LogisticsVLN: Vision-Language Navigation For Low-Altitude Terminal Delivery Based on Agentic UAVs
Xinyuan Zhang, Yonglin Tian, Fei Lin, Yue Liu, Jing Ma, Kornélia Sára Szatmáry, Fei-Yue Wang
TL;DR
LogisticsVLN tackles the problem of precise, window-level terminal delivery using autonomous UAVs by integrating lightweight multimodal language and vision models into a modular VLN pipeline. The approach grounds natural language requests into target floors and windows via a Floor Count VLM and a target descriptor through a Request Understanding module, then performs object grounding and safe exploration with a Depth Assistant and a Viewpoint Selection strategy. A dedicated Visual-Language Delivery (VLD) dataset in CARLA, plus ablation analyses, demonstrate the system’s feasibility and identify bottlenecks in floor localization and object recognition across different VLMs. The work advances practical aerial delivery by providing a deployable, training-free framework and a benchmark for evaluating VLM-driven aerial delivery tasks in unseen environments.
Abstract
The growing demand for intelligent logistics, particularly fine-grained terminal delivery, underscores the need for autonomous UAV (Unmanned Aerial Vehicle)-based delivery systems.
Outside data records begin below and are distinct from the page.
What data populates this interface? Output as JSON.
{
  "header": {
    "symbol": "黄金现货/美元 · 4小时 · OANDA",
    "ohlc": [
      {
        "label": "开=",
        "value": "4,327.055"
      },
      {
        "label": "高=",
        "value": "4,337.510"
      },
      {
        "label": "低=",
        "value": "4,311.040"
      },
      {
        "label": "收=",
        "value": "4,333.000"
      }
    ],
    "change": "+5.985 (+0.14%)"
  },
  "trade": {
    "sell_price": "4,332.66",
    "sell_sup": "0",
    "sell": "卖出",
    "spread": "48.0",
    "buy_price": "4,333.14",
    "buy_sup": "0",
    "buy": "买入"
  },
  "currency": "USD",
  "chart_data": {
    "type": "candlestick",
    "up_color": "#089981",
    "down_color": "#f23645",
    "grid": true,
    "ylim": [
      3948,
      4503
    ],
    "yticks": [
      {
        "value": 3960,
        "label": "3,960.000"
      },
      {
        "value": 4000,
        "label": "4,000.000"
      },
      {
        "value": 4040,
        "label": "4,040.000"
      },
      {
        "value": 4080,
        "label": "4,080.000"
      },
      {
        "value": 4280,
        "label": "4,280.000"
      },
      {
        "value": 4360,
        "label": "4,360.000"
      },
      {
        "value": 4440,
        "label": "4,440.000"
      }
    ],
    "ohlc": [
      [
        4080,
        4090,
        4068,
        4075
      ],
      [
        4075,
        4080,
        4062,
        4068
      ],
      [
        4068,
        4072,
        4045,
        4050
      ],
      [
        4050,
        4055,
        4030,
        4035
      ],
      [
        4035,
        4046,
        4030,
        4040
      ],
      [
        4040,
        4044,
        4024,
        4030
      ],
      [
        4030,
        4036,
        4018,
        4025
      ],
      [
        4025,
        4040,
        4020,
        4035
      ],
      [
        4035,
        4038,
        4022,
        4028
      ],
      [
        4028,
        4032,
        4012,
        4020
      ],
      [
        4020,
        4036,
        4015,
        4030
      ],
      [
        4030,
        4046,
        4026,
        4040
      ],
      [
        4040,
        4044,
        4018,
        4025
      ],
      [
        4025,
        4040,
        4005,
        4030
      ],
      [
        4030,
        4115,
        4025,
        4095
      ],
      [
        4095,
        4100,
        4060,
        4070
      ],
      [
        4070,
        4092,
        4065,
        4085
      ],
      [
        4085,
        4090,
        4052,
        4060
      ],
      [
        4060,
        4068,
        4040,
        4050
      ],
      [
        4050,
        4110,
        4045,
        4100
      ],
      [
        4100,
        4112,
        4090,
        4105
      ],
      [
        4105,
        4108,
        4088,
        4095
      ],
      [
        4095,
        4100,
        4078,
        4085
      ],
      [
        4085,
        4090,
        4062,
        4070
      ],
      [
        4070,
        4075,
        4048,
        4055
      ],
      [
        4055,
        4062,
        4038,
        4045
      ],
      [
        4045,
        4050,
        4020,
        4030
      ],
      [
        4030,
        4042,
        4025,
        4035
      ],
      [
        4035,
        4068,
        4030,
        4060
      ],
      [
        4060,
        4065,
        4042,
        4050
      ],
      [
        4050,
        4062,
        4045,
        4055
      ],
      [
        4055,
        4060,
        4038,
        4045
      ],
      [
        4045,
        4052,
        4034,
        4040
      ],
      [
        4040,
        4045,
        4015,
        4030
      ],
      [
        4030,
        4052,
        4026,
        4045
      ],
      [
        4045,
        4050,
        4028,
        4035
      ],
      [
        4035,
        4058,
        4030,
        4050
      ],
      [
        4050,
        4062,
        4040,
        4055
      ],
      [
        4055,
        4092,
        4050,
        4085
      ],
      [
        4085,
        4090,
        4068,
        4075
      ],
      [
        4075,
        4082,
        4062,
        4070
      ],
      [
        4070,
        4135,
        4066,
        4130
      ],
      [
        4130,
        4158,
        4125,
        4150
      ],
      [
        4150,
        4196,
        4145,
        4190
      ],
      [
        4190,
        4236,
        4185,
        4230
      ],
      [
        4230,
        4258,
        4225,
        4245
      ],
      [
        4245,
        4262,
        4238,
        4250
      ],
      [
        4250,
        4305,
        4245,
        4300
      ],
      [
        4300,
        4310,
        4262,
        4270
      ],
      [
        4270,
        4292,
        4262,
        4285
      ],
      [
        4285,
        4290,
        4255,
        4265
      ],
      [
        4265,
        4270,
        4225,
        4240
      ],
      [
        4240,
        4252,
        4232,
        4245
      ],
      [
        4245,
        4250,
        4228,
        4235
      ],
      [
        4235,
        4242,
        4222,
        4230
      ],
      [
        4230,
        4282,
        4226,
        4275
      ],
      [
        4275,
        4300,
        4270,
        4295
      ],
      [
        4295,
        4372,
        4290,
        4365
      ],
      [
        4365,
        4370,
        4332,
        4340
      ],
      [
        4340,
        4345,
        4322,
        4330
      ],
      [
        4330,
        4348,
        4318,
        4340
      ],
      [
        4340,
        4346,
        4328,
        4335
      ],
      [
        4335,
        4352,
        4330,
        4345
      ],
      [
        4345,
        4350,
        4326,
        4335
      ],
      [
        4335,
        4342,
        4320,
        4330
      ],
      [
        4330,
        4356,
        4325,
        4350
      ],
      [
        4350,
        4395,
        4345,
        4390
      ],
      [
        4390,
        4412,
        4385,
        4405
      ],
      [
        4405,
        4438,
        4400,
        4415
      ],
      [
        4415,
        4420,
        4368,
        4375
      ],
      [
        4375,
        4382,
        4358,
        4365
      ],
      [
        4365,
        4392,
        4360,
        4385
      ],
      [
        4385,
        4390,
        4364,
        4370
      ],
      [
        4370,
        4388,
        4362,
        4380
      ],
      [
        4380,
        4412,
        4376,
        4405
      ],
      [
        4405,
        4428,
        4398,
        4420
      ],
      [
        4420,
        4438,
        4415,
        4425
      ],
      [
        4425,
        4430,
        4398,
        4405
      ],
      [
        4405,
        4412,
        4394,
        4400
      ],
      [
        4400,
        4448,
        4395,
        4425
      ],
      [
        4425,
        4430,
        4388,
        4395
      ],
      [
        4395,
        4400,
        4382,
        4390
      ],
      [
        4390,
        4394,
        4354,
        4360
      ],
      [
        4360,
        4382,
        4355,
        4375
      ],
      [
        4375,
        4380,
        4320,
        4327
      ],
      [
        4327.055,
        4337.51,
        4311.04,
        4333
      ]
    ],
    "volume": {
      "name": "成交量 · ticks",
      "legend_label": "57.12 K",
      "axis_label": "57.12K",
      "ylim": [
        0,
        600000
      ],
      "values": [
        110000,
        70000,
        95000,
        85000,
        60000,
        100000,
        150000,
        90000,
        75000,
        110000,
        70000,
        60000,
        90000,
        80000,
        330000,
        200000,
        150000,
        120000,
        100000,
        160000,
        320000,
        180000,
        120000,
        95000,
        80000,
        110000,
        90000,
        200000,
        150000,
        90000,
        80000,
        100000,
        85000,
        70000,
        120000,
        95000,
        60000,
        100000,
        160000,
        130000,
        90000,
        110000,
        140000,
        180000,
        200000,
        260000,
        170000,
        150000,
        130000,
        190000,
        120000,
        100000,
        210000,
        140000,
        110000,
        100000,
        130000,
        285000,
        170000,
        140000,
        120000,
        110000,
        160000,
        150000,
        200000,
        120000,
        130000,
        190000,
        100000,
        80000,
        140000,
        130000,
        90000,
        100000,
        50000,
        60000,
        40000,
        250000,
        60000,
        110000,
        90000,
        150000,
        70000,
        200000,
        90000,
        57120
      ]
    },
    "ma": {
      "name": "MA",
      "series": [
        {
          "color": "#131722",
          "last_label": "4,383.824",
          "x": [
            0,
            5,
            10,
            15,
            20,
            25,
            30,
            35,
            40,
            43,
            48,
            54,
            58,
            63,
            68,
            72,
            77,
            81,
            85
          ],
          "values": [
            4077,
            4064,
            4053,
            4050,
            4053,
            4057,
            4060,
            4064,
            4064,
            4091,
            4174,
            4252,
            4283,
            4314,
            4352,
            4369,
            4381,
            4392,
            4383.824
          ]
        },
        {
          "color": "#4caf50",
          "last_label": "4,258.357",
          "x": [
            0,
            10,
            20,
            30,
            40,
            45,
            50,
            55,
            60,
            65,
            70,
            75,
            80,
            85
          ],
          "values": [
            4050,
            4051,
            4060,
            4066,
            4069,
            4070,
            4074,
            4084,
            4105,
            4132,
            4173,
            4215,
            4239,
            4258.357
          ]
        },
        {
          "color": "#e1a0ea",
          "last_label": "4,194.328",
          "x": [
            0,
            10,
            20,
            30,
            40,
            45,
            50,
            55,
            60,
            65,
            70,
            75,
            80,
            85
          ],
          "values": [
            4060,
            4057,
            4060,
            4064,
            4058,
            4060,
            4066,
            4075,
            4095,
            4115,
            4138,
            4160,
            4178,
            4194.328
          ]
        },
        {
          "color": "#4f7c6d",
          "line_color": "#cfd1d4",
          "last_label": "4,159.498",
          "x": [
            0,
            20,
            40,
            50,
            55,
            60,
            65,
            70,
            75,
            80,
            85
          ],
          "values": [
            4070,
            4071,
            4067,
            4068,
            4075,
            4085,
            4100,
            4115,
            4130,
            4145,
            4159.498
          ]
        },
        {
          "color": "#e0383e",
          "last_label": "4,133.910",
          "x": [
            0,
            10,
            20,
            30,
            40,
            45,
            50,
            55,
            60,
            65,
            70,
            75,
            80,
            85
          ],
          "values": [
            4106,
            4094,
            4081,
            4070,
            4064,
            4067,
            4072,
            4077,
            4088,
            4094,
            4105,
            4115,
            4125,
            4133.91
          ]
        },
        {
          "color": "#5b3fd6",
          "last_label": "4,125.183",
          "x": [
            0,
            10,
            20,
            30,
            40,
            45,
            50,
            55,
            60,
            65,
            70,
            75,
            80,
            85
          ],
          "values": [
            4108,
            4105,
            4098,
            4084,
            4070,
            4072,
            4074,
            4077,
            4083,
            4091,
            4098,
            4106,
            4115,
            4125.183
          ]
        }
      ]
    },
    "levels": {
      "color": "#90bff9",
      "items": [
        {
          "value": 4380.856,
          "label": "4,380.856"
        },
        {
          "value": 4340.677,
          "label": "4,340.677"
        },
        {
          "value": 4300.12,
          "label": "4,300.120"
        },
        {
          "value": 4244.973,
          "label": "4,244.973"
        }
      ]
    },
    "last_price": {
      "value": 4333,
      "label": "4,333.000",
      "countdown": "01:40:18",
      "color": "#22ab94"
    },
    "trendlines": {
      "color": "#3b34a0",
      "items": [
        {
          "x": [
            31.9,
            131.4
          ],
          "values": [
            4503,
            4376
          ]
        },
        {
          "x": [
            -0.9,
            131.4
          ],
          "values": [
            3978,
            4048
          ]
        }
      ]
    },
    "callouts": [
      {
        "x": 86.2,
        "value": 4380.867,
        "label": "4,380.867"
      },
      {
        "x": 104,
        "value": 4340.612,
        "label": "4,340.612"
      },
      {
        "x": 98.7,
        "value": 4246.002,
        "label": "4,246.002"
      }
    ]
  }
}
However, most existing last-mile delivery studies rely on ground robots, while current UAV-based Vision-Language Navigation (VLN) tasks primarily focus on coarse-grained, long-range goals, making them unsuitable for precise terminal delivery. To bridge this gap, we propose LogisticsVLN, a scalable aerial delivery system built on multimodal large language models (MLLMs) for autonomous terminal delivery. LogisticsVLN integrates lightweight Large Language Models (LLMs) and Visual-Language Models (VLMs) in a modular pipeline for request understanding, floor localization, object detection, and action-decision making. To support research and evaluation in this new setting, we construct the Vision-Language Delivery (VLD) dataset within the CARLA simulator. Experimental results on the VLD dataset showcase the feasibility of the LogisticsVLN system. In addition, we conduct subtask-level evaluations of each module of our system, offering valuable insights for improving the robustness and real-world deployment of foundation model-based vision-language delivery systems.